The penultimate scene in James Whale’s classic horror film Bride of Frankenstein features the awakening of the Monster’s mate, played by the severe yet striking Elsa Lancaster. The Bride, with her shock of white hair and erratic yet sensual body language, embodies the jarring juxtaposition of the lamplight world against the blinding verisimilitude of the electric age. At their best, Portishead provides a musical corollary; vocalist Beth Gibbons’ piercing tenor betrays the anguish of an analog soul torn apart and reconstituted in Geoff Barrow’s Frankenstein-like arrangement of ones and zeroes. The music, while beautiful, is often as herky-jerky as Lancaster’s reanimated woman – an awkward marriage of grace and grotesquery. This aesthetic is still present, albeit in muted form, on Portishead’s “comeback” record, Third. The album ditches the dramatic ballast of 1997’s Portishead, but a mood of expectant dread is present throughout. Wallowing in the band’s mottled music is as easy as ever, and in many ways, even more rewarding.

Given its long gestation period and the changes in the pop music and cultural landscapes since the band’s last studio effort, Third seems destined to disappoint. Music writers are often reluctant to revisit recent history, particularly genres thought dead and buried. Trip-hop – that loose alignment of dub, downtempo and “urban” styles once celebrated by scenesters and critics – carries zero water in today’s scene. And Portishead’s original fans are older now, and possibly less concerned with drugs, candles and chillout records than they are with paying the mortgage. Thankfully, Portishead aren’t playing to any audience but themselves, and in doing so, they both honor and transcend their musical past.

Third is a less cohesive album than anything the band has previously produced. But listen closely, and distinct themes begin to emerge. Expressions of worry, loss and spiritual uncertainty are present on nearly every track, with Gibbons’ lyrics set to somber and somewhat shapeless melodies. Gone are the banshee wails and heavy vibrato; instead she clings to the music like a wet wool cap to a weary traveler’s noggin. Musically the record is overcast and deliberate, with flashes of luminescence intersecting the gloom. The best way to describe Third in context with the band’s previous work is to say it’s much the same, yet very different.

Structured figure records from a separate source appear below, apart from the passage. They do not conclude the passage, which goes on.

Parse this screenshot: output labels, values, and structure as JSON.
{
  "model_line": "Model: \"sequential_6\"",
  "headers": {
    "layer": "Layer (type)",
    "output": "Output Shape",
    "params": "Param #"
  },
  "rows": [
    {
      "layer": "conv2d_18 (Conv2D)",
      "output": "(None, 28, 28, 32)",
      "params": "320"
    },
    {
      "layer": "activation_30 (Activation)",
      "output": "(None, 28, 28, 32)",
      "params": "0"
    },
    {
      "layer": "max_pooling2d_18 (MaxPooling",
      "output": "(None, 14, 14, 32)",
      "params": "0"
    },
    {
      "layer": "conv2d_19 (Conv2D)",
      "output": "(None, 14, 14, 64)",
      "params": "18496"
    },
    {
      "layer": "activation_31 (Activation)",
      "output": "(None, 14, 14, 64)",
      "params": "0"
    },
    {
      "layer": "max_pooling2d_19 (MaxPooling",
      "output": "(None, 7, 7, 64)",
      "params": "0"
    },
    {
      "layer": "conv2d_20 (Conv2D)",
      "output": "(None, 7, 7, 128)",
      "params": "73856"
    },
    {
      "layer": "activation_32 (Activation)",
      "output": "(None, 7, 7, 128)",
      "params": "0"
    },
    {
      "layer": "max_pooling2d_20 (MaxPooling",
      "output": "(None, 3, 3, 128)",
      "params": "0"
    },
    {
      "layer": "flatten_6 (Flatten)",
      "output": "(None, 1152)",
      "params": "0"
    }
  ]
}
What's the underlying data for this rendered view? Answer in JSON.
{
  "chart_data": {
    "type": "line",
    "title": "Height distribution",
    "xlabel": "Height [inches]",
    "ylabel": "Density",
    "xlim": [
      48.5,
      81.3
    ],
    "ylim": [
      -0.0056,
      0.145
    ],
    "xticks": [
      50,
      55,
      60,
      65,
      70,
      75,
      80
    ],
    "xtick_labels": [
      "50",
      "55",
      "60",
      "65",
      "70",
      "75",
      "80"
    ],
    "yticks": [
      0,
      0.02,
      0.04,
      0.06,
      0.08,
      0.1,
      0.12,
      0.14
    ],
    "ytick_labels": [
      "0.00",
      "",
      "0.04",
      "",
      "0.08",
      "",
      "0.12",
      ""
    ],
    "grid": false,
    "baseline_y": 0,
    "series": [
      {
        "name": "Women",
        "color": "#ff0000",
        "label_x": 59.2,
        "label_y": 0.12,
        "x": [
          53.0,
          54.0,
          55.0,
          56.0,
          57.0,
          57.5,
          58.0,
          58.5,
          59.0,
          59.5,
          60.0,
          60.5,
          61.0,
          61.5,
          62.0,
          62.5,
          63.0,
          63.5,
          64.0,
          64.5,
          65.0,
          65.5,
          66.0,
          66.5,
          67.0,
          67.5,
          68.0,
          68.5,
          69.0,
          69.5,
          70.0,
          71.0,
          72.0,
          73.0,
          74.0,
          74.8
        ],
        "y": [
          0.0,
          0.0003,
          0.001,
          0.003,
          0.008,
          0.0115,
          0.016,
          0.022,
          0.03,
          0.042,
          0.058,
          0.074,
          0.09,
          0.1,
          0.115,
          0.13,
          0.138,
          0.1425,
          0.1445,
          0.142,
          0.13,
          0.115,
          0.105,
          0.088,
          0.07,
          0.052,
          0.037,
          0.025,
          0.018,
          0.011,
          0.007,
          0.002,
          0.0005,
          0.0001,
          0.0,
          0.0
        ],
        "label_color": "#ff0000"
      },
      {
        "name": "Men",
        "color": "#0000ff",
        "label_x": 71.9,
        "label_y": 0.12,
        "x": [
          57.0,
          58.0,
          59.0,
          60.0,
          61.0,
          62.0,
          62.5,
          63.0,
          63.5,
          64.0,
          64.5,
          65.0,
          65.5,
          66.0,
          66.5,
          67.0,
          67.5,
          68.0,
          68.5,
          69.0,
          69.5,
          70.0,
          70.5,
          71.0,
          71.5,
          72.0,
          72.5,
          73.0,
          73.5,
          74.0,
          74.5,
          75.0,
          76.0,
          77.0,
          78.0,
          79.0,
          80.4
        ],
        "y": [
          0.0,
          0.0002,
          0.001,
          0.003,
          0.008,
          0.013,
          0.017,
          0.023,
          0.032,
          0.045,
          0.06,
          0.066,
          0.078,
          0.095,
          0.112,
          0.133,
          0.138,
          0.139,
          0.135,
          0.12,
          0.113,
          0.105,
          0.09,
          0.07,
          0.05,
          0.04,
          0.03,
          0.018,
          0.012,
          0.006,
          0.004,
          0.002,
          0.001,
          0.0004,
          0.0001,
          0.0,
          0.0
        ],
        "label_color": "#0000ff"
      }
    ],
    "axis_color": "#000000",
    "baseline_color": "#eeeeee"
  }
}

Standout track “Small” affects a Spartan groove, with Gibbons singing in hushed tones alongside squiggles of Adrian Utley’s guitar and an ugly electric hum. “Machine Gun” is the only tune on the record to rock a synthetic beat, but it’s framed by Gibbons’ siren-like voice and overtaken by funereal keyboards in the tune’s final quarter. “We Carry On” jacks the martial pulse of The Doors’ “Not to Touch the Earth,” adding Bauhaus guitar and sundry sounds that are the musical equivalent of a lab full of Tesla coils.

The curtain has been thrown back, and we’re now allowed to see the body on the slab. Sunken valleys of sound have subsumed the breakbeats of yore. The music conforms to its own downcast dynamic, with charcoal chords and inky melodies making vague impressions before dissolving into the next musical motif. The sound is cadaverous and pre-galvanic, like Frankenstein’s stitched-together corpses before they’re flushed with electric juice. Third is about the potential for being, not being itself. It’s the base chemistry of the Portishead sound, a compound awaiting reaction. Which is up to the listener to produce, like the lightning that brings the Monster to life.